Rob Carnell, Chief Economist & Head of Research for Asia-Pacific, ING, Singapore commented, “What has taken the market by surprise is that nobody anticipated that President Trump would slap tariffs on China within 24 hours of their trade talks. (I) don’t think any of us had imagined how quickly President Trump would slap on more tariffs. This makes it very hard for China to decide what it needs to do next. You don’t really know if the people you are talking to matter, and it turns out they don’t. So, you don’t want to make concessions and then get tariffed anyway. Then you’re losing both ways.”
Along with the Chinese Yuan currency that got hit massive sell-off over uprising trade tensions, the South African Rand (ZAR) also underwent plunges. Notably, China remains South Africa’s primary export market. Moreover, China ensures some good amount of Foreign Investment in this highly investment risky place. Hence, South Africa stays quite highly dependent on the Chinese economy.
Today, as the Yuan crossed through the 7/Dollar mark, the Rand touched 14.9462/Dollar mark. The pair had already provided strong bullish signals last day, breaking above the Ichimoku Clouds. If the USD/ZAR pair had moved further more upwards, then the 15.0056 resistance would have got activated.
US Dollar Index
The Greenback was heading south in the North American trading session, aiming to close the day on a negative note, making it a hattrick. Notably, the USD Index had attempted multiple times in the last few months to breach the sturdy 98.32 resistance. However, last week, the Greenback had made it happen, touching the 98.92 highest mark. Anyhow, since the last few sessions, the bulls appeared to shed their gains, handing over the control to the bears.
Today, the most crucial ISM July Non-Manufacturing PMI came out 2.61% below the market expectations. The market had expected the data to report near 55.5 points. Anyhow, the actual figures recorded near 53.7 points, luring the sellers. Nevertheless, a robust more-than-a-month old slanting ascending support line would have taken care of any drastic drop in the Index. Meanwhile, the upbeat July Markit PMI Composite and Services PMI ensured to limit the daily losses. The July Markit PMI Composite recorded 1.94% growth over the previous figures. Also, the Services PMI rose a 1.53% increment, reporting 53.0 points over market hopes of around 52.2 points. Meantime, the uprising trade tensions kept encouraging the bears, bringing down the Greenback.

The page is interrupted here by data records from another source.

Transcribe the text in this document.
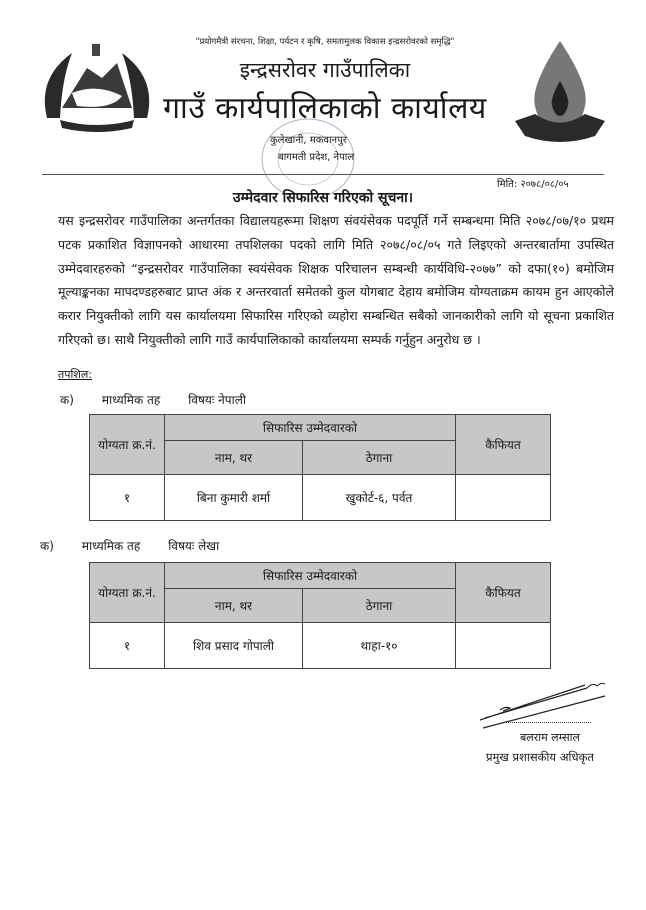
"प्रयोगमैत्री संरचना, शिक्षा, पर्यटन र कृषि, समतामुलक विकास इन्द्रसरोवरको समृद्धि"
इन्द्रसरोवर गाउँपालिका
गाउँ कार्यपालिकाको कार्यालय
कुलेखानी, मकवानपुर
बागमती प्रदेश, नेपाल
मिति: २०७८/०८/०५
उम्मेदवार सिफारिस गरिएको सूचना।
यस इन्द्रसरोवर गाउँपालिका अन्तर्गतका विद्यालयहरूमा शिक्षण संवयंसेवक पदपूर्ति गर्ने सम्बन्धमा मिति २०७८/०७/१० प्रथम पटक प्रकाशित विज्ञापनको आधारमा तपशिलका पदको लागि मिति २०७८/०८/०५ गते लिइएको अन्तरबार्तामा उपस्थित उम्मेदवारहरुको “इन्द्रसरोवर गाउँपालिका स्वयंसेवक शिक्षक परिचालन सम्बन्धी कार्यविधि-२०७७” को दफा(१०) बमोजिम मूल्याङ्कनका मापदण्डहरुबाट प्राप्त अंक र अन्तरवार्ता समेतको कुल योगबाट देहाय बमोजिम योग्यताक्रम कायम हुन आएकोले करार नियुक्तीको लागि यस कार्यालयमा सिफारिस गरिएको व्यहोरा सम्बन्धित सबैको जानकारीको लागि यो सूचना प्रकाशित गरिएको छ। साथै नियुक्तीको लागि गाउँ कार्यपालिकाको कार्यालयमा सम्पर्क गर्नुहुन अनुरोध छ ।
तपशिल:
क) माध्यमिक तह विषयः नेपाली
योग्यता क्र.नं.	सिफारिस उम्मेदवारको		कैफियत
	नाम, थर	ठेगाना	
१	बिना कुमारी शर्मा	खुकोर्ट-६, पर्वत	
क) माध्यमिक तह विषयः लेखा
योग्यता क्र.नं.	सिफारिस उम्मेदवारको		कैफियत
	नाम, थर	ठेगाना	
१	शिव प्रसाद गोपाली	थाहा-१०	
बलराम लम्साल
प्रमुख प्रशासकीय अधिकृत
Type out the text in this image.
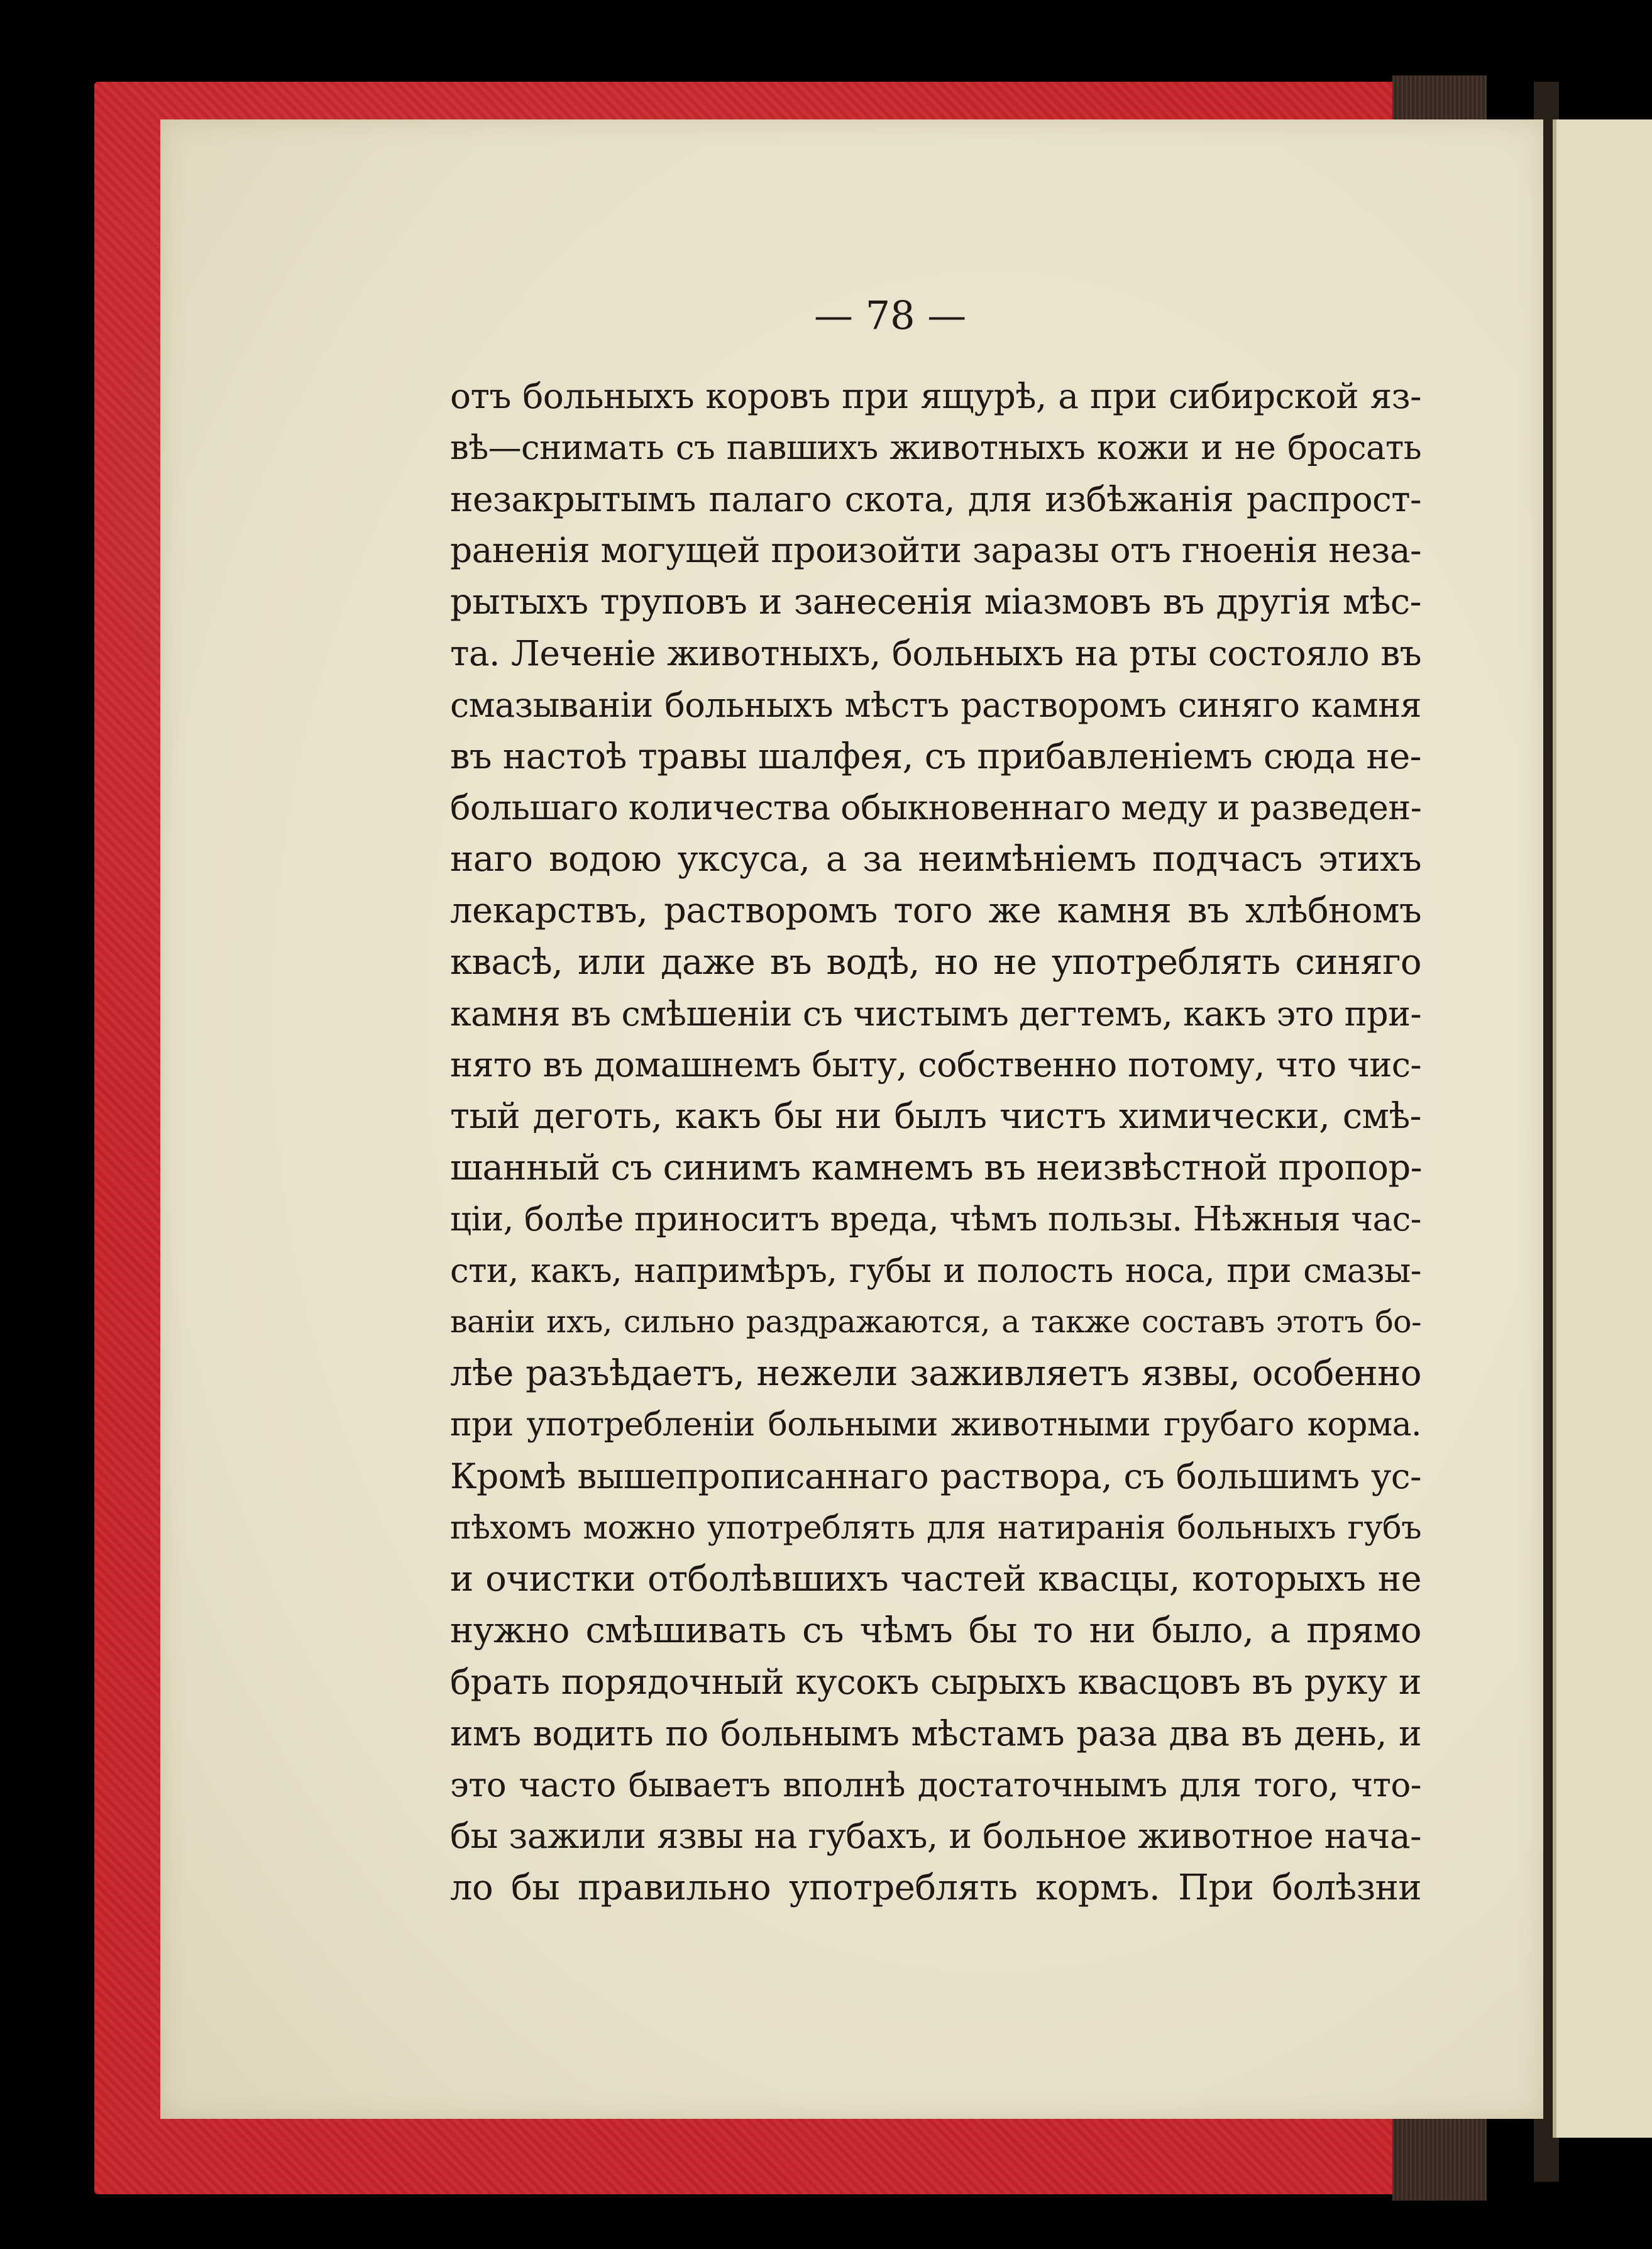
— 78 —
отъ больныхъ коровъ при ящурѣ, а при сибирской яз-
вѣ—снимать съ павшихъ животныхъ кожи и не бросать
незакрытымъ палаго скота, для избѣжанія распрост-
раненія могущей произойти заразы отъ гноенія неза-
рытыхъ труповъ и занесенія міазмовъ въ другія мѣс-
та. Леченіе животныхъ, больныхъ на рты состояло въ
смазываніи больныхъ мѣстъ растворомъ синяго камня
въ настоѣ травы шалфея, съ прибавленіемъ сюда не-
большаго количества обыкновеннаго меду и разведен-
наго водою уксуса, а за неимѣніемъ подчасъ этихъ
лекарствъ, растворомъ того же камня въ хлѣбномъ
квасѣ, или даже въ водѣ, но не употреблять синяго
камня въ смѣшеніи съ чистымъ дегтемъ, какъ это при-
нято въ домашнемъ быту, собственно потому, что чис-
тый деготь, какъ бы ни былъ чистъ химически, смѣ-
шанный съ синимъ камнемъ въ неизвѣстной пропор-
ціи, болѣе приноситъ вреда, чѣмъ пользы. Нѣжныя час-
сти, какъ, напримѣръ, губы и полость носа, при смазы-
ваніи ихъ, сильно раздражаются, а также составъ этотъ бо-
лѣе разъѣдаетъ, нежели заживляетъ язвы, особенно
при употребленіи больными животными грубаго корма.
Кромѣ вышепрописаннаго раствора, съ большимъ ус-
пѣхомъ можно употреблять для натиранія больныхъ губъ
и очистки отболѣвшихъ частей квасцы, которыхъ не
нужно смѣшивать съ чѣмъ бы то ни было, а прямо
брать порядочный кусокъ сырыхъ квасцовъ въ руку и
имъ водить по больнымъ мѣстамъ раза два въ день, и
это часто бываетъ вполнѣ достаточнымъ для того, что-
бы зажили язвы на губахъ, и больное животное нача-
ло бы правильно употреблять кормъ. При болѣзни
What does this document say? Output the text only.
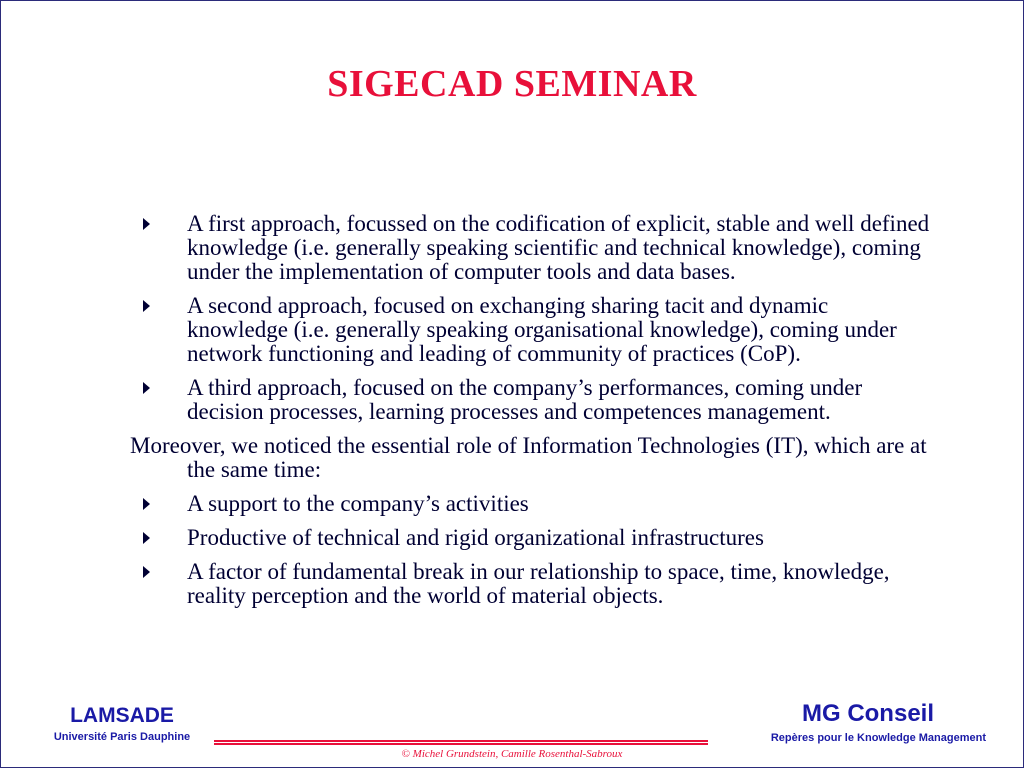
SIGECAD SEMINAR
A first approach, focussed on the codification of explicit, stable and well defined knowledge (i.e. generally speaking scientific and technical knowledge), coming under the implementation of computer tools and data bases.
A second approach, focused on exchanging sharing tacit and dynamic knowledge (i.e. generally speaking organisational knowledge), coming under network functioning and leading of community of practices (CoP).
A third approach, focused on the company’s performances, coming under decision processes, learning processes and competences management.
Moreover, we noticed the essential role of Information Technologies (IT), which are at the same time:
A support to the company’s activities
Productive of technical and rigid organizational infrastructures
A factor of fundamental break in our relationship to space, time, knowledge, reality perception and the world of material objects.
LAMSADE
Université Paris Dauphine
MG Conseil
Repères pour le Knowledge Management
© Michel Grundstein, Camille Rosenthal-Sabroux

On Monday, most of the EU members came up with their respective PMI data reports. Out of which, the market remained more concerned about the German and Eurozone data releases. Quite noticeably, the Eurozone July Markit PMI Composite data came out as per expectation, reporting 51.5 points. Anyhow, the German PMI slumped 0.98% this time over the prior 51.4 points.
Needless to say, Italy and France reported positive PMI data, expect Spain that missed estimates. On the technical chart, the EUR/USD was showing some resilient price actions, taking a bounce off the 1.1110 psychological support line. The Fiber kept marching upwards, breaking a 19-day old slanting descending support line. Even if the pair had attempted to climb more, then it could have encountered the overhead strong SMA conflux.
The Swiss Franc pair was forming a Double Top trading pattern, hinting for more upcoming bearish sessions. Also, a 2-month old major counter trendline had confined the pair’s upside for the last few months. However, quite remarkably, the USD/CHF pair had broken and moved above this aforementioned counter trendline. Anyhow, the counter trendline took back control over the Swiss Franc pair in today’s trading session.
Meanwhile, the Switzerland economic docket showcased some positive data releases. The June YoY Real Retail Sales came out +0.7% over -0.5% market estimates. Additionally, the Q3 3m SECO Consumer Climate recorded -8 points, staying above the consensus estimate of around -10 points.